Perl inside Bash: How to read from pipe and pass arguments to perl at the same time?

Question

Following is the code I am trying out:

echo "a b c" | perl -e 'print $ARGV[0]; print $ARGV[1]; print $_;' "abc" "def"

Output of this code is:

abcdef

I am not able to figure out why "print $_;" is not printing "a b c" as usual. Any ideas?

Answer 1

You are not using -n or -p, so you are not using <> for standard input. Which you would not do anyway if you have arguments.

Explanation:

When you use -n or -p, it puts a while(<>) loop around your code, like so:

perl -ne ' print ' 

is equal to

perl -e ' while (<>) { print }'

And if you use -p it is:

perl -e ' while (<>) { print } continue { print $_ }'

At this stage, Perl will decide how <> will work by checking @ARGV, where the arguments to the script are stored. If there is anything in there, it will treat the arguments as file names, and try to open and read these files.
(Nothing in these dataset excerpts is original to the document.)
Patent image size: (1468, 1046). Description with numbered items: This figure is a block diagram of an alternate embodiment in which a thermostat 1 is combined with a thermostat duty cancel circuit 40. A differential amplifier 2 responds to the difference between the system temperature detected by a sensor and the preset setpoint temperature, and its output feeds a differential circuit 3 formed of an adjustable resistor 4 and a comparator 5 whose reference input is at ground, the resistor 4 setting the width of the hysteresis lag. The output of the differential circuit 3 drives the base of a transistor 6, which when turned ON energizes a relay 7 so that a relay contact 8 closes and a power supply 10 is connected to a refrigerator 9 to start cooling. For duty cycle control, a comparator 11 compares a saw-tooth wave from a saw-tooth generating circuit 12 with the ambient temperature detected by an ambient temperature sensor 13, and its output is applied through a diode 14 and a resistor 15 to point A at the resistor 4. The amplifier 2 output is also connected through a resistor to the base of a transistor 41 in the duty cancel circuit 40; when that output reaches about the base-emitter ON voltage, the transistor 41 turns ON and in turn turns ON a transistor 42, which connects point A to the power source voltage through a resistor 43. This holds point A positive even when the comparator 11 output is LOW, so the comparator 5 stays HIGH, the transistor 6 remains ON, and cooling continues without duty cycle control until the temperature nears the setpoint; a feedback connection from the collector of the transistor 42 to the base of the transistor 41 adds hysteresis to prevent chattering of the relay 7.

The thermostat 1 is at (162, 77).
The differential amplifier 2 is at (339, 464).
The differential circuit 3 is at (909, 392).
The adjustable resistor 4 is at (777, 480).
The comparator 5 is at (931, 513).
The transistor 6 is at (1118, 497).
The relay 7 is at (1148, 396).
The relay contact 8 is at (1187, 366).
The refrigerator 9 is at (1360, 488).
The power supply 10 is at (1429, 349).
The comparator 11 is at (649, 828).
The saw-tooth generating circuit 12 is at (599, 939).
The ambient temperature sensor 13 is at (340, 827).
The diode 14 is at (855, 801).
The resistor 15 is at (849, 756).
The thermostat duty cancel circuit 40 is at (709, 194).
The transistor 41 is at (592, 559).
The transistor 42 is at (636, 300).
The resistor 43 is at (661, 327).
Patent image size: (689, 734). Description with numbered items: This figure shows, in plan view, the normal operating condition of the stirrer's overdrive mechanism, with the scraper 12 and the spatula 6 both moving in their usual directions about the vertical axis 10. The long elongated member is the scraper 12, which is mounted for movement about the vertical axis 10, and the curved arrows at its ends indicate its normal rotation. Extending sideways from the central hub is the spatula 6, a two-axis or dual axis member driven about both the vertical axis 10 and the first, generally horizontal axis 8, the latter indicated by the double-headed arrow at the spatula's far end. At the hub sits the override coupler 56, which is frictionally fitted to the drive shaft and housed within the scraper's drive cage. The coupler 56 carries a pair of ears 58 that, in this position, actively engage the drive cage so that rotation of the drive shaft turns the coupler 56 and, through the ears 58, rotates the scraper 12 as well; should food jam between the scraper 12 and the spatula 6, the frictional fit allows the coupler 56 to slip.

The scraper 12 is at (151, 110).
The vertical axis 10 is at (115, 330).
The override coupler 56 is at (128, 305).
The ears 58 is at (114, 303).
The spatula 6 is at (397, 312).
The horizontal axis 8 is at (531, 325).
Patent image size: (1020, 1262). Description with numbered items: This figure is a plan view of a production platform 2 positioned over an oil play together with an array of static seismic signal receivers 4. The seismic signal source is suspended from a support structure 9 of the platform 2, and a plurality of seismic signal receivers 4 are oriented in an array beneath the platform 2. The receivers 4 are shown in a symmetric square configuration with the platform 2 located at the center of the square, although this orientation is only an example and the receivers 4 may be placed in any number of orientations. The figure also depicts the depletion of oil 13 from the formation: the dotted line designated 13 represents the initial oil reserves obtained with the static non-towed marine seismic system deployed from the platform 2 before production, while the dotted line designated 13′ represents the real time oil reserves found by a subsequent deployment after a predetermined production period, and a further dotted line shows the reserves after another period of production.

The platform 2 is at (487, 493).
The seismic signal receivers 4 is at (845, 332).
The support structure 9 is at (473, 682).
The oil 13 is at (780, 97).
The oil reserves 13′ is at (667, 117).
The file handle will then be called ARGV. At this point, <> cannot be used to read from standard input.

Solution

In other words, using arguments will override the reading from STDIN. So if you want to read from standard input, you use that file handle instead:

echo "a b c" | perl -e ' print @ARGV[0,1]; while (<STDIN>) { print } ' foo bar

Another option would be to clear the @ARGV array beforehand, like so:

echo "a b c"|perl -ne'BEGIN { @x = @ARGV; @ARGV = () }; print @x; print;' foo bar

But that would also print @x one time per line of input you have, which may not be desirable.